Rules based tests can also be used to ensure the precision of the data. By testing basic rules like if a UInt64 always has the precision of a UInt32, it might have been downsampled upstream and need to be flagged. Or if a varchar(255) always has exactly 255 characters used you might be truncating your string value.
This one is relatively easy to implement because you are only really looking at the schema. You want to make sure that all columns and fields have the datatype that is necessary for correct Precision. Is a UInt64 field always a UInt64 field? Does the query logic being used to fill keep the precision correct from start to end? If it doesn’t you might be trusting a UInt64 field that was really downsampled to a UInt16 field and then brought back up.

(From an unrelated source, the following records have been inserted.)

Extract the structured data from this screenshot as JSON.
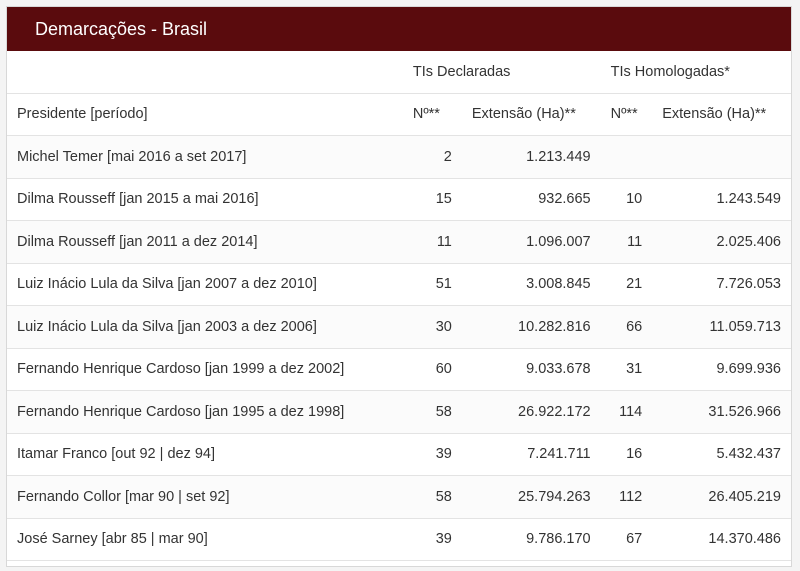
{
  "header": {
    "title": "Demarcações - Brasil"
  },
  "groups": {
    "declared": "TIs Declaradas",
    "homologated": "TIs Homologadas*"
  },
  "columns": {
    "president": "Presidente [período]",
    "dec_n": "Nº**",
    "dec_ext": "Extensão (Ha)**",
    "hom_n": "Nº**",
    "hom_ext": "Extensão (Ha)**"
  },
  "rows": [
    {
      "president": "Michel Temer [mai 2016 a set 2017]",
      "dec_n": "2",
      "dec_ext": "1.213.449",
      "hom_n": "",
      "hom_ext": ""
    },
    {
      "president": "Dilma Rousseff [jan 2015 a mai 2016]",
      "dec_n": "15",
      "dec_ext": "932.665",
      "hom_n": "10",
      "hom_ext": "1.243.549"
    },
    {
      "president": "Dilma Rousseff [jan 2011 a dez 2014]",
      "dec_n": "11",
      "dec_ext": "1.096.007",
      "hom_n": "11",
      "hom_ext": "2.025.406"
    },
    {
      "president": "Luiz Inácio Lula da Silva [jan 2007 a dez 2010]",
      "dec_n": "51",
      "dec_ext": "3.008.845",
      "hom_n": "21",
      "hom_ext": "7.726.053"
    },
    {
      "president": "Luiz Inácio Lula da Silva [jan 2003 a dez 2006]",
      "dec_n": "30",
      "dec_ext": "10.282.816",
      "hom_n": "66",
      "hom_ext": "11.059.713"
    },
    {
      "president": "Fernando Henrique Cardoso [jan 1999 a dez 2002]",
      "dec_n": "60",
      "dec_ext": "9.033.678",
      "hom_n": "31",
      "hom_ext": "9.699.936"
    },
    {
      "president": "Fernando Henrique Cardoso [jan 1995 a dez 1998]",
      "dec_n": "58",
      "dec_ext": "26.922.172",
      "hom_n": "114",
      "hom_ext": "31.526.966"
    },
    {
      "president": "Itamar Franco [out 92 | dez 94]",
      "dec_n": "39",
      "dec_ext": "7.241.711",
      "hom_n": "16",
      "hom_ext": "5.432.437"
    },
    {
      "president": "Fernando Collor [mar 90 | set 92]",
      "dec_n": "58",
      "dec_ext": "25.794.263",
      "hom_n": "112",
      "hom_ext": "26.405.219"
    },
    {
      "president": "José Sarney [abr 85 | mar 90]",
      "dec_n": "39",
      "dec_ext": "9.786.170",
      "hom_n": "67",
      "hom_ext": "14.370.486"
    }
  ],
  "colors": {
    "header_bg": "#5a0b0d",
    "header_text": "#ffffff",
    "row_border": "#e3e3e3"
  }
}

This is probably the most valuable of the tests, just like with building software. Since most data being build is basically taylor made along with the software that’s producing it no one knows better about what looks right or wrong than the person building the logic! This is why unit tests are so great in software. As the engineer you know that for your
add(x, y) function
add(1,1) will always return
2. You can write that up as a rule protecting you from your future self. This is what we need in data.
A data team who invests the time in creating these tests will be saving themselves loads of time later trying to track down bugs. It also reduces the time to detecting issues since the test suite will pick up the regression or the bug almost immediately if it is setup correctly. As a newly onboarded data team member having these tests reduce the barier to entry since there is a security blanket associted with a test suite. You can push a change with the confidence of knowing that what you just pushed will not silently break something.
So why do we want to do all of this?
There are so many reasons why you should invest in your Data Quality infrastructure. At it’s core though, it is about confidence in the data. Just as with people, trust is hard earned and easily lost. If your team loses confidence in the data being collected they won’t use it. It will no longer be a trusted ally but a deadbeat that never has your back.